I hadn’t done any coding on a paw level yet, as I haven’t sorted the paws yet. And that’s what’s bothering me: each slice of data needs to know to which paw it belongs. This sorting should be in Measurements, as the measurement knows where a slice of data is relative to the others.
However, I have a measurement log that tells me for each measurement, which paw touched the plate first. I figured that if I could take all the paws, throw them on a heap, cluster them into 4 groups and then count how many of my first paws where in each group. If there is enough similarity between each print of the same paw, but enough difference between the 4 different paws, this should create four groups and let the log tell me what the front paws are. Then I only have to sort the hind paws, which shouldn’t be too much of a problem.
BUT! If I want to group up all the measurements, that’s not something done within Measurements. Only Dogs knows there are even multiple files to begin with! So something tells me I don’t really know what I’m doing Thankfully, I got a couple additional books and I’m planning to try and work my way through them in the coming weeks. For now, I’ll focus on getting the sorting sorted out!
Currently my code returns a dictionary with the sliced out array and the slice itself. Let’s call them contact, because the array describes the contact of a paw with the plate and coordinates, because the slice is basically the X and Y coordinates over time (Z). I’ll put these in my Dropbox, so that I can share it with anyone interested in helping out.
While sorting the paws could be done with clustering, it’s perhaps much easier to keep it on a measurement level. Especially because each measurement should contain enough information to sort them already:
As you can see, there’s a clear, repeatable pattern to it. So perhaps a better approach would be to apply several heuristics and that decide which paw it is.
You see, the problem is that while it’s not so difficult to sort the paws for healthy dogs, this won’t necessarily be true for lame dogs. (Note: this project is for a veterinary clinic!) So I can’t rely on just one algorithm as it wouldn’t work for all the dogs that would be measured with it.

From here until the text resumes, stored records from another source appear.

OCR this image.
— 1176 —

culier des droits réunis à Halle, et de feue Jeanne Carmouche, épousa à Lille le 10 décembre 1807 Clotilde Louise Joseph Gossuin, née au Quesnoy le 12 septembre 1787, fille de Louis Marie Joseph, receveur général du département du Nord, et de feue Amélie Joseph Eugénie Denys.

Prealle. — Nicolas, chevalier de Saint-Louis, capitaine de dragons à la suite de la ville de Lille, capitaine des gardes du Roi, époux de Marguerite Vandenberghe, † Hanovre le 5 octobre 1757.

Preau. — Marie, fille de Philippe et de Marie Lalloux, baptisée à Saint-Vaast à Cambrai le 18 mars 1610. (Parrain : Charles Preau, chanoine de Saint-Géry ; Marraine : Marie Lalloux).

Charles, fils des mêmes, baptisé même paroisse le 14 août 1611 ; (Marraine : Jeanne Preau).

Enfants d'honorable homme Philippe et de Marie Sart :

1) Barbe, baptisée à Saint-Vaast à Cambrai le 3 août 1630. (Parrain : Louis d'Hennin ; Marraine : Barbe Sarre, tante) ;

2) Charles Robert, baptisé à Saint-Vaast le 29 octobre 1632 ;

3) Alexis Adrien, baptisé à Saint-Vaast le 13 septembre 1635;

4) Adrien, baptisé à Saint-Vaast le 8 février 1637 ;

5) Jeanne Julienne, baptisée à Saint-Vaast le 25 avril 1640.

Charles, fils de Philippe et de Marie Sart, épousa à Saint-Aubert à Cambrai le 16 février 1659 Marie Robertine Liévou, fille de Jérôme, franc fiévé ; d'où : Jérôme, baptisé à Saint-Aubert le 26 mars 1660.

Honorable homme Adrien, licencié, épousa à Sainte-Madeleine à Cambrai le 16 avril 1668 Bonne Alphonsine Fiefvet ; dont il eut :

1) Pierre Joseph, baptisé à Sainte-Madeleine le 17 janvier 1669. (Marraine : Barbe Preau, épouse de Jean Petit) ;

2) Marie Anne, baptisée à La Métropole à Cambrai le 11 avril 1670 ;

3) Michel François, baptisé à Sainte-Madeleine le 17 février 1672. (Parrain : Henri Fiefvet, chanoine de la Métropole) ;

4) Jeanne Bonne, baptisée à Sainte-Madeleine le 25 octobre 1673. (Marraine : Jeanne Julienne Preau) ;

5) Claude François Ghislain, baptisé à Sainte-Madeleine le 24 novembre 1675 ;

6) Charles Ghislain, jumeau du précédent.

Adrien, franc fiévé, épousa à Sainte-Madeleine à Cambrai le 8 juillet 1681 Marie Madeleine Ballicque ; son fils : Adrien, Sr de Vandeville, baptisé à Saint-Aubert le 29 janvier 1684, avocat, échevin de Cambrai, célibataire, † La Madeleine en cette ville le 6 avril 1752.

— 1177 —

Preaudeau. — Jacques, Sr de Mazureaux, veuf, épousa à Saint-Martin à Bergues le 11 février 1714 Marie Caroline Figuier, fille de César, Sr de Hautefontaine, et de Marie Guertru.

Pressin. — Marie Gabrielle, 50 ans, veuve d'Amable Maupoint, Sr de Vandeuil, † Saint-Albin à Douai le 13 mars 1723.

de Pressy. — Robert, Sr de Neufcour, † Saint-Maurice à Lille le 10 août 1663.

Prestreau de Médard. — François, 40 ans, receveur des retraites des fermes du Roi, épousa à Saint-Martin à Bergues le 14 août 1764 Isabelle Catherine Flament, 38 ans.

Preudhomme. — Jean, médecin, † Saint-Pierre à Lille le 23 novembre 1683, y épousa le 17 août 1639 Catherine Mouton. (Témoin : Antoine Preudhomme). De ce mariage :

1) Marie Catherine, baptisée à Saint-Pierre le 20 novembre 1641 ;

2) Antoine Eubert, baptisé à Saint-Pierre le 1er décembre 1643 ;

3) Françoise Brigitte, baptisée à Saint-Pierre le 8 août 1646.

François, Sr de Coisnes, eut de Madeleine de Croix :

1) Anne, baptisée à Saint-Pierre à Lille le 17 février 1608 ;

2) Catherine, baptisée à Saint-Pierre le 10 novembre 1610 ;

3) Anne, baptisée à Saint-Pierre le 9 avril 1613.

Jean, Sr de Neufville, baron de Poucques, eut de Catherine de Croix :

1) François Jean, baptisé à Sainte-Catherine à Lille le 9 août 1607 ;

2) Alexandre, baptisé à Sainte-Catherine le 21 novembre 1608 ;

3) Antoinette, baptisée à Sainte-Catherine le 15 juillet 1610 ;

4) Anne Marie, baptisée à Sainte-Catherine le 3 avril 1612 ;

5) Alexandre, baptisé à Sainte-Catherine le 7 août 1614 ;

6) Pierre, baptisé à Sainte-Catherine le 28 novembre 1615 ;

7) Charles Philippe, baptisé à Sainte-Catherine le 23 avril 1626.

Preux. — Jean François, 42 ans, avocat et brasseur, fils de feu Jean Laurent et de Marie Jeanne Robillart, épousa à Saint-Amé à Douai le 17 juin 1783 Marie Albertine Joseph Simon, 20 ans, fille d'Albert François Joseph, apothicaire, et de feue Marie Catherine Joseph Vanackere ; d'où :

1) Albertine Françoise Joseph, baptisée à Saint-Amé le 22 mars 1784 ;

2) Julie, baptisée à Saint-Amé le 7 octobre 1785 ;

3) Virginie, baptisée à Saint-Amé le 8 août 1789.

However, using heuristics should at least be a bit more robust. Some of the rules I’m thinking off are:
I always know which the first paw is, thanks to the log. Due to the tracking of the paw detection, this should hold true for other contacts of this paw. The front and hind paw are connected both temporally and spatially, when the front paw is lifted the hind paw should make contact close in both time and space. If not, the dog would simply fall over! A pressure measurement is like a fingerprint. Each contact of a paw looks alike, so if you can identify one paw correctly, this will be true for the following contacts too. How do they look alike?
- The duration of the contact will be very similar and is likely to be different between front and hind paws.

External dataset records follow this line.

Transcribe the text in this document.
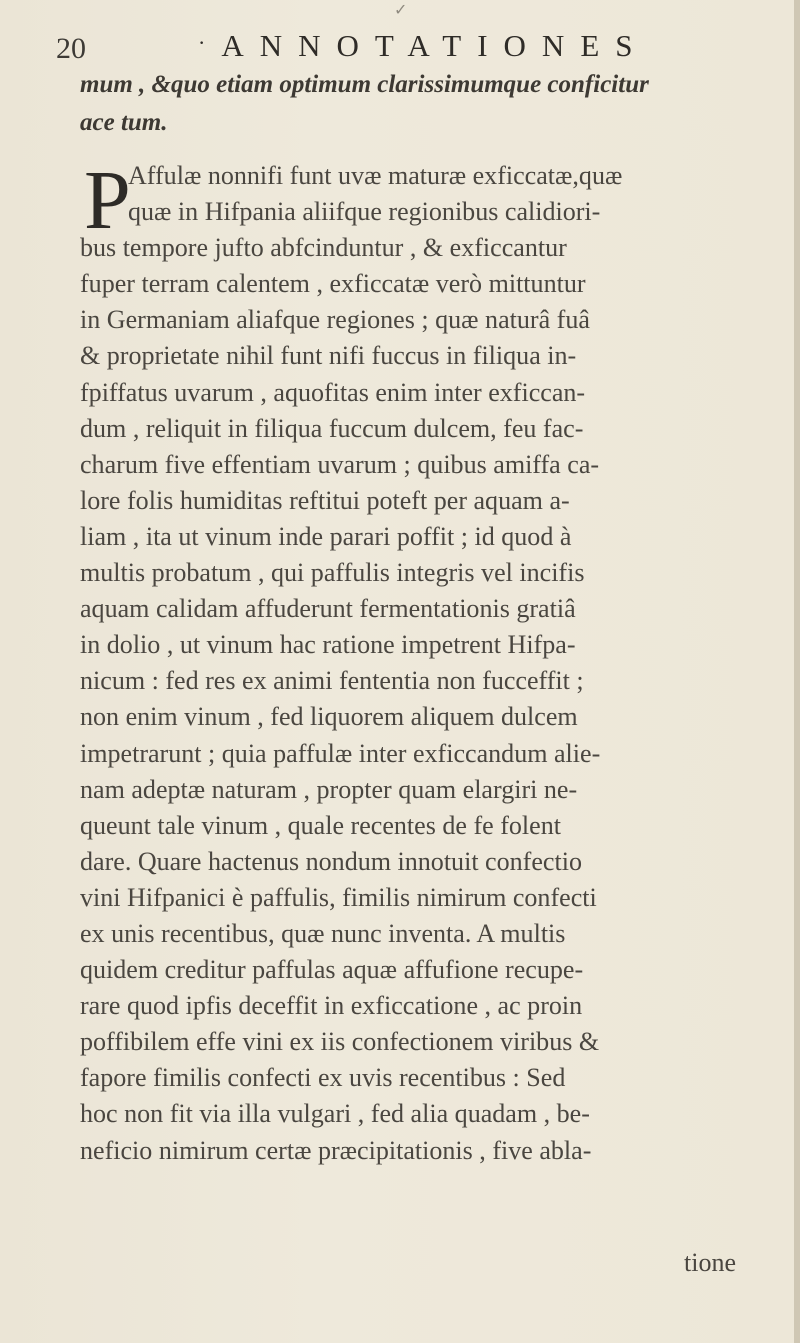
20	· ANNOTATIONES
mum , &quo etiam optimum clarissimumque conficitur
ace tum.
P
Affulæ nonnifi funt uvæ maturæ exficcatæ,quæ
quæ in Hifpania aliifque regionibus calidiori-
bus tempore jufto abfcinduntur , & exficcantur
fuper terram calentem , exficcatæ verò mittuntur
in Germaniam aliafque regiones ; quæ naturâ fuâ
& proprietate nihil funt nifi fuccus in filiqua in-
fpiffatus uvarum , aquofitas enim inter exficcan-
dum , reliquit in filiqua fuccum dulcem, feu fac-
charum five effentiam uvarum ; quibus amiffa ca-
lore folis humiditas reftitui poteft per aquam a-
liam , ita ut vinum inde parari poffit ; id quod à
multis probatum , qui paffulis integris vel incifis
aquam calidam affuderunt fermentationis gratiâ
in dolio , ut vinum hac ratione impetrent Hifpa-
nicum : fed res ex animi fententia non fucceffit ;
non enim vinum , fed liquorem aliquem dulcem
impetrarunt ; quia paffulæ inter exficcandum alie-
nam adeptæ naturam , propter quam elargiri ne-
queunt tale vinum , quale recentes de fe folent
dare. Quare hactenus nondum innotuit confectio
vini Hifpanici è paffulis, fimilis nimirum confecti
ex unis recentibus, quæ nunc inventa. A multis
quidem creditur paffulas aquæ affufione recupe-
rare quod ipfis deceffit in exficcatione , ac proin
poffibilem effe vini ex iis confectionem viribus &
fapore fimilis confecti ex uvis recentibus : Sed
hoc non fit via illa vulgari , fed alia quadam , be-
neficio nimirum certæ præcipitationis , five abla-
tione
✓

- The pressure distribution, basically the location of the peak pressures will be unique for each paw.
- The path of the center of pressure can be used for clustering contacts. Furthermore, the sideways motion indicates whether it’s left or right. The patterns are also different between the front and hind paws, because of the anatomy of the legs and their function.
- The pattern of the total pressure under the paw over time, based on the assumption that the ratio of weight bearing between the front and hind paws is 60-40%.
- The pattern with which the toes come in to contact with the ground and leave it again is another way of distinguishing between left and right and front and hind paws.
- The contact surface of the paws will be different, especially because the hind paws tend to be somewhat smaller.
So here we have a set of rules that need to be quantified, compared to a data set that has been manually sorted and then figure out how to sort other measurements as well.
The first thing I’m going to do now, is try and quantify these rules and I will update my post later on with the results. Once I have those, I’ll be able to write a Stack Overflow question for additional help and useful built-ins I can use.